Hit the nail on the head with this article. Nicely done. I miss the old ESPN...the new coverage is nothing like those days.

What about John Kernan? He could host NASCAR Now. He did a good job with RPM2Night for a number of years, and he knows the sport.

Anonymous said...

faamen to your article, hope nascar steps in before the cup coverage starts, jerry punch may be alright for indy cars, but he just dont cut in nascar. bestwick in the booth would be premo.

leroy

Anonymous said...

Apparently ESPN feels that Nascar is so stupid that ANYONE can figure it out. Wrong. They seem to have the same attitude that Nascar does...the fans don't count...or they're too stupid to know when they have incompetent know-nothings in front of them. Pathetic is the word that comes to mind.

Anonymous said...

The problem is not ESPN.......the problem is NASCAR and ESPN is trying to make a silk purse out of a sows ear.........Nascar is beginning to look, think and act like IROC......who came, who watched, who remembers. They need to let the teams be creative....that was racing.....this is a show and I am not the fan I used to be.........

Bob the Builder

Anonymous said...

Just an observation-I got to this article from jayski and have never had a problem doing so. I have always liked Allen Bestwick and wish ESPN would leave well enough alone. It was broke-they fixed it-and it is going to be broke again.

Anonymous said...

As another longtimer that remembers the "olden days of ESPN and TNN" I thought i'd weigh in. Of course ESPN copied Fox on almost everything they do, because it generates massive ad revenue.NBC tried to a point but failed miserably. Im no fan of Fox's coverage in NASCAR or baseball, too many graphics, too many cutaway shots,abd frankly, too much coverage of the drivers and not enough of the race. Leave that stuff for the prerace show,not show the Fox commentators going off paintballing. If you want to see a model of how modern racing is covered, watch Speed's coverage of F-1 racing.Of course they dont control the cameras but they talk to the drivers and crew before the race. Then leave the next 90 minutes to show the race.Remember, the racing coverage of the 80's andinto the 90's wont ever come back. But a mix of whats good now and what was good back then would be a much welcomed friend in my house on Sunday afternoons

Emerald Chickpea said...

Everyone here is right on the money about this issue. 98% of the people who read this opinion column are more qualified to be on the ESPN broadcasts than the people who are DOING the broadcasts!

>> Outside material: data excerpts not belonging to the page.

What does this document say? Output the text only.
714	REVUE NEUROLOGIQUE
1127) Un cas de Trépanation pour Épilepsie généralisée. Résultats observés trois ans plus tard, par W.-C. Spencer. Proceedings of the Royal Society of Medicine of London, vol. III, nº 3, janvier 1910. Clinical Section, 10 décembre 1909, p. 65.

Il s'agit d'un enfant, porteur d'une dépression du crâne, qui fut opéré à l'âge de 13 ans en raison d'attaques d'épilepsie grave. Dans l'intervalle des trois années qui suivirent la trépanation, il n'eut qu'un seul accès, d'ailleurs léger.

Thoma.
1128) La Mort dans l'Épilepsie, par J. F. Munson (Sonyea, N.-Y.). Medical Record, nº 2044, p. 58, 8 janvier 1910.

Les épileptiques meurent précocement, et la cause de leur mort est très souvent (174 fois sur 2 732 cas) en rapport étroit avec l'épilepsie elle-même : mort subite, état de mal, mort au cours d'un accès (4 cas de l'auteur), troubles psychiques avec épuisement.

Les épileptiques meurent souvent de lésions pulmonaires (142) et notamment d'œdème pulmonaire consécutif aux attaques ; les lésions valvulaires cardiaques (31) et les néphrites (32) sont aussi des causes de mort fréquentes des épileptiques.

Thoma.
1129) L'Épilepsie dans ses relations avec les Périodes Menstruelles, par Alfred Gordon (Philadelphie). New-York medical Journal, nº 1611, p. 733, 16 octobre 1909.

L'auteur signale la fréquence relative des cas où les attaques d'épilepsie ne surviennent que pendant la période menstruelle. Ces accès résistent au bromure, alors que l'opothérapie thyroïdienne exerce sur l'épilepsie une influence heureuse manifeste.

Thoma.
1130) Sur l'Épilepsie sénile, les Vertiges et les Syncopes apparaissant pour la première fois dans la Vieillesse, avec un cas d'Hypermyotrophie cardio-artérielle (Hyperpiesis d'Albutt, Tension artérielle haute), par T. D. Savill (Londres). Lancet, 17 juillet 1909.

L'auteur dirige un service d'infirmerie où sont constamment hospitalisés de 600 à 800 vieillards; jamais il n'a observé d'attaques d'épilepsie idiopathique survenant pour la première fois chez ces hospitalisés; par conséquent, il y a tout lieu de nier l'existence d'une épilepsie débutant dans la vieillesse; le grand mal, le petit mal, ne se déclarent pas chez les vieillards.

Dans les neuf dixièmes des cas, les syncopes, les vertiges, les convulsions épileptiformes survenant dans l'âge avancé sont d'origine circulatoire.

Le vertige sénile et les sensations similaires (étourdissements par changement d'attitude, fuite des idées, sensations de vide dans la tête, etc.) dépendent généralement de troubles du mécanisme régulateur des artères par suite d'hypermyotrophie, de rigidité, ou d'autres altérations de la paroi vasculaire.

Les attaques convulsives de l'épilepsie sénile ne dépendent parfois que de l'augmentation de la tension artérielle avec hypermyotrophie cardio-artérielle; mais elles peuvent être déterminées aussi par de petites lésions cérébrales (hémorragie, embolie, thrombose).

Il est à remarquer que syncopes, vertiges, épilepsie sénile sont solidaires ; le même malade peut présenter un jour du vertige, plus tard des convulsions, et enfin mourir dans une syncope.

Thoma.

So now that we've identified that the coverage is a joke, the anchor is road-kill, and the only people who have a clue are being relegated to very minor (in comparison) roles, the question is: What can WE do to help effect a change? Who do we write to? Can we do a petition or something? How can us grassroots folks grab the tail of the Beast and give it a *YANK* to see if it has any feeling left???

Unknown said...

Seems like standard operating procedure in television hosting is one chicky and two fellers. The chicky is ditzy, totally clueless to anything that has to do with the chosen field of work, but does try hard, looks lovely and makes us drooooool. One of the fellers has at least heard of the chosen field of work and "tries" to be the professional. The other one is completely not there and at times tries to be the studio clown, by loosening up the stuffiness in the studio. If there was any network that should know better, it is ESPN. Goodness, they invented the "coach" anchor/host/expert. Why not pass that down to your NASCAR coverage? There was a time . . . . A simple note to the folks at ESPN - Please watch your ESPN radio commercials and follow suit and stop talking NASCAR out your . . . and remember how to do it right!

Anonymous said...

Let me tell you, and remind others. ESPN's coverage is BETTER on a bad day than FOX or NBC on their BEST day, Period!